New Jersey Pharmaceutical Company Settles Pesticides Violations

The U.S. Environmental Protection Agency (EPA) announced today that it reached an agreement with Pharmaceutical Innovations of Newark, New Jersey resolving alleged violations of the Federal Insecticide, Fungicide and Rodenticide Act (FIFRA). The EPA had alleged that Pharmaceutical Innovations sold and distributed the unregistered and misbranded antimicrobial pesticides “PI Spray” and “PI Spray 2.”

The unregistered and misbranded pesticides were used to clean ultrasound and mammography equipment and other surfaces in health care facilities. As a result of the settlement, Pharmaceutical Innovations stopped producing and selling their unregistered and misbranded products called “PI Spray” and “PI Spray 2” and did a voluntary recall of both products.
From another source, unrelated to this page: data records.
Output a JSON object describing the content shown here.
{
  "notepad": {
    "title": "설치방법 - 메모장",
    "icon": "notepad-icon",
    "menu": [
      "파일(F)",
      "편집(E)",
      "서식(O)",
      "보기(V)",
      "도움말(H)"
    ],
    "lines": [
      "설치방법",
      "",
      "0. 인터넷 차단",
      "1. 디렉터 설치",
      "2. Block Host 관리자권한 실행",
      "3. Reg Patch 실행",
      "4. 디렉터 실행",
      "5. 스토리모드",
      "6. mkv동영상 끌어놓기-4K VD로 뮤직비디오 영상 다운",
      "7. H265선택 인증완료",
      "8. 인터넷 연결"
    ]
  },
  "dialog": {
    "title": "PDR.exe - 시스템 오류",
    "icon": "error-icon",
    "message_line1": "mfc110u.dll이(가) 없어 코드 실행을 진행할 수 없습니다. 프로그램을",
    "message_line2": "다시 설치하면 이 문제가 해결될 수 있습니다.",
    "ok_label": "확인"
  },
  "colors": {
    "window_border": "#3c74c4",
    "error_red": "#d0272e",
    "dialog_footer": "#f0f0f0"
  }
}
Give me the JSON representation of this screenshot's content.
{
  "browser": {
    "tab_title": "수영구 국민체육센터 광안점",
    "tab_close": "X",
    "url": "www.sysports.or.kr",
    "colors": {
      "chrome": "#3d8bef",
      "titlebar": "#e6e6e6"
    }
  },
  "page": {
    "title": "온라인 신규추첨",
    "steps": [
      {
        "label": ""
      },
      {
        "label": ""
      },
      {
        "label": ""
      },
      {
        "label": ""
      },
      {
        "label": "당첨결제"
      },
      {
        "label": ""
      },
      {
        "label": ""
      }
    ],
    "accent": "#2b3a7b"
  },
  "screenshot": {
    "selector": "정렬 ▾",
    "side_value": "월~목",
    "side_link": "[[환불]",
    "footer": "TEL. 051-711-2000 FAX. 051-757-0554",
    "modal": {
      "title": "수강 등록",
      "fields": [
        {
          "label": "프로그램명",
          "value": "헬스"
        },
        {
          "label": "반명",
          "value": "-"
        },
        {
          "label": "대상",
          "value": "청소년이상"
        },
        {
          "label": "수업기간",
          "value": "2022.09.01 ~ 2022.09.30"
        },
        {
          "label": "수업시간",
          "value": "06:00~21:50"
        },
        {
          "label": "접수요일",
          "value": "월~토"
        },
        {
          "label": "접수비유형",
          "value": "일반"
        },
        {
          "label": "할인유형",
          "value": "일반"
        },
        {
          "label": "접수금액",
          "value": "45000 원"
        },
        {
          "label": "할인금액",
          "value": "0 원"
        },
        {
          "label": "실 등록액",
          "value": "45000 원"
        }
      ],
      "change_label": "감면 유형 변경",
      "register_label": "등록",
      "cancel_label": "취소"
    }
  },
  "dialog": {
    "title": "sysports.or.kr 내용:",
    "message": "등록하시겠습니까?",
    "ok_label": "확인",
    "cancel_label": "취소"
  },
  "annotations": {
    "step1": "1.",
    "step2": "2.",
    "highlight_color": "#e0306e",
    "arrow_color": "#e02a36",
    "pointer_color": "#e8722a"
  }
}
“These products were marketed to health care facilities and their patients, which of course relied on the claims that they kill microorganisms, but in this case those claims were not properly substantiated through the EPA registration process,” said Pete Lopez, EPA Regional Administrator. “When the EPA registers products, EPA requires that companies demonstrate that products do what they claim and that they don’t present unacceptable risk if used properly.”

According to the EPA, the product labels, product inserts, and promotional material for both products:

  • made unsubstantiated claims to control bacteria and kill viruses;
  • made unsubstantiated claims as to the efficacy and safety of the product; and
  • did not list the inert ingredients or bear the name and percentage by weight of each active and inert ingredient.

In the settlement, Pharmaceutical Innovations agreed to pay a civil penalty of $250,000 and certified that it has come into compliance with FIFRA.  

The sale and distribution of unregistered and misbranded antimicrobial pesticides pose a danger to people’s health. Without the company’s submission of efficacy and safety data and product labels to EPA for review and approval, as required by law, health care facilities and their patients may use the product inappropriately and are deprived of important health and safety information.